Changes to animal feed could supply food for one billion people

Aalto University

While millions around the world face the threat of famine or malnutrition, the production of feed for livestock and fish is tying up limited natural resources that could be used to produce food for people. New research from Aalto University, published in Nature Food, shows how adjustment to the feeding of livestock and fish could maintain production while making more food available for people. These relatively simple changes would increase the global food supply significantly, providing calories for up to 13% more people without requiring any increase in natural resource use or major dietary changes.

Currently, roughly a third of cereal crop production is used as animal feed, and about a quarter of captured fish aren't used to feed people. Matti Kummu, an associate professor of global water and food issues at Aalto, led a team that investigated the potential of using crop residues and food by-products in livestock and aquaculture production, freeing up the human-usable material to feed people.

'This was the first time anyone has collected the food and feed flows in this detail globally, from both terrestrial and aquatic systems, and combined them together. That let us understand how much of the food by-products and residues is already in use, which was the first step to determining the untapped potential,' explains Kummu.

The team analysed the flow of food and feed, as well as their by-products and residues, through the global food production system. They then identified ways to shift these flows to produce a better outcome. For example, livestock and farmed fish could be fed food system by-products, such as sugar beet or citrus pulp, fish and livestock by-products or even crop residues, instead of materials that are fit for human use.

With these changes, up to 10-26% of total cereal production and 17 million tons of fish (~11% of the current seafood supply) could be redirected from animal feed to human use. Depending on the precise scenario, the gains in food supply would be 6-13% in terms of caloric content and 9-15% in terms of protein content. 'That may not sound like a lot, but that's food for up to about one billion people,' says Aalto's Vilma Sandström, the first author of the study.

These findings dovetail nicely with earlier work from Kummu's group on reducing food loss throughout the supply chain, from production, transport and storage through to consumer waste. 'In that study, we showed that reducing food loss and waste by half would increase the food supply by about 12%. Combined with using by-products as feed, that would be about one-quarter more food,' he says.

Some of the changes, such as feeding crop residues to livestock, would lead to a drop in livestock productivity, but the researchers accounted for that in their analysis.
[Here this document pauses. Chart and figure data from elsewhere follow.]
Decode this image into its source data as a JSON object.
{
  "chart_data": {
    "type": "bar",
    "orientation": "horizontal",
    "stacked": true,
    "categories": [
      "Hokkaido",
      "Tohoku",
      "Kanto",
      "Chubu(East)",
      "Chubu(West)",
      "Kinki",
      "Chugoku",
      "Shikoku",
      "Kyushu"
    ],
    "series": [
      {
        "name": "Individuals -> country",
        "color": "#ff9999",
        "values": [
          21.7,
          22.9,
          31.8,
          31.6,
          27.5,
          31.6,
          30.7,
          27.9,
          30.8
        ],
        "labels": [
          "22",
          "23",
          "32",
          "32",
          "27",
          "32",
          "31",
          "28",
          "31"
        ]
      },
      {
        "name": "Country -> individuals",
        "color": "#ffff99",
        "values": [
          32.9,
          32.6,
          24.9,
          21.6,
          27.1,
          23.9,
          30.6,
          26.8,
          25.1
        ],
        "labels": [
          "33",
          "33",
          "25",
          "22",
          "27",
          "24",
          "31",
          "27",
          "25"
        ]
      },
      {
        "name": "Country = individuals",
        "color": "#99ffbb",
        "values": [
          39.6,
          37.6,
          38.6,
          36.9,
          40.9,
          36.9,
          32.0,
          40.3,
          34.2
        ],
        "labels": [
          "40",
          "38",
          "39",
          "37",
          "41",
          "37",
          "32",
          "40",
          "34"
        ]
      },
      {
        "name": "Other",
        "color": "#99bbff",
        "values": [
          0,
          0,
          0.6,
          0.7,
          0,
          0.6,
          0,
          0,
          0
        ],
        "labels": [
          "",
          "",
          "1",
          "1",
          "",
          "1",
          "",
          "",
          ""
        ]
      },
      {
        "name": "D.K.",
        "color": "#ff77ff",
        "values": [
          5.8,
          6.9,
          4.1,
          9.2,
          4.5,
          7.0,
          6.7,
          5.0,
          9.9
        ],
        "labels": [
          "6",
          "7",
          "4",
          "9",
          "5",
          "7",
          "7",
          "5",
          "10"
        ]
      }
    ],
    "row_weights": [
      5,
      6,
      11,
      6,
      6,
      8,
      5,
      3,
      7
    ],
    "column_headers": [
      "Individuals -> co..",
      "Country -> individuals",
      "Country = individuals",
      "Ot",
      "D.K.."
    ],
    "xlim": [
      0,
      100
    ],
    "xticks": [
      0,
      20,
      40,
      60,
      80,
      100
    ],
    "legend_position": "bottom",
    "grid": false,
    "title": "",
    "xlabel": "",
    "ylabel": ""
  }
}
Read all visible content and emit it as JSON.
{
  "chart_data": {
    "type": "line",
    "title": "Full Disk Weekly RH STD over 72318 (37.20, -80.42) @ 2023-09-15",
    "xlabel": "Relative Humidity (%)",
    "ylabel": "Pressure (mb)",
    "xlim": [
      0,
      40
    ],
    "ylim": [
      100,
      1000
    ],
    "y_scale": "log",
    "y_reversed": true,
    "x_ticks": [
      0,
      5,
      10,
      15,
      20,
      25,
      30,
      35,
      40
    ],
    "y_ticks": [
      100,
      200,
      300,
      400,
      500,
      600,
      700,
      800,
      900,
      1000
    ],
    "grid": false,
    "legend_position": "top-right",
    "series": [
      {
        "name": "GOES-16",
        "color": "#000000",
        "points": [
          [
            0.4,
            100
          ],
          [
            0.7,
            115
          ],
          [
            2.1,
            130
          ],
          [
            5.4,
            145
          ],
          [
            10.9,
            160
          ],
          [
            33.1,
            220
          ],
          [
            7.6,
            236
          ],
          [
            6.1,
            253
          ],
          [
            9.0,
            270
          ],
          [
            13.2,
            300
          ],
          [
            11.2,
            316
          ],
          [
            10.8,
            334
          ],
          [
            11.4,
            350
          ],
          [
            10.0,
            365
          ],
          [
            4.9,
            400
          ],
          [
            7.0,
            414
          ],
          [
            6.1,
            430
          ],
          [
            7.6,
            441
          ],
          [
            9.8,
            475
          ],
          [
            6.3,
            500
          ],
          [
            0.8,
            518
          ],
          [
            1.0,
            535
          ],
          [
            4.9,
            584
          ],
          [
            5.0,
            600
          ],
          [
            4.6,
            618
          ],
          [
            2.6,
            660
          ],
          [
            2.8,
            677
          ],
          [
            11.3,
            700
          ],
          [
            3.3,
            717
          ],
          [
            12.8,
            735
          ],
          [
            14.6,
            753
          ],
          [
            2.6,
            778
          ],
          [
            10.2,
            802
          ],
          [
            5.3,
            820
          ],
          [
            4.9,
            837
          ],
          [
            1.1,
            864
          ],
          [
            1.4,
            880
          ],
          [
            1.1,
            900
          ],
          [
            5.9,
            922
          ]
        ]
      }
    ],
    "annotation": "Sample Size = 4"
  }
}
Another challenge is that the human-edible food currently used in livestock production and aquaculture is different from the food people are used to. For example, a different variety of corn is used in feed industries and some of the grains are lower quality, while the fish used in fishmeal production tend to be small, bony fish that currently aren't popular with consumers.

However, overcoming these hurdles could result in substantial gains. Realising these benefits would require some adjustments in supply chains. 'For example, we'd need to reorganise the food system so that the industries and producers with by-products can find the livestock and aquaculture producers who would need them. And some of the by-products would need processing prior to using them as feed,' says Sandström.

'I don't think there's any serious problem with doing this. What we're suggesting is already being done on a certain scale and in some areas, so it's not something that would have to be developed from scratch. We just need to adjust the current system and increase the scale of those practices,' Kummu concludes.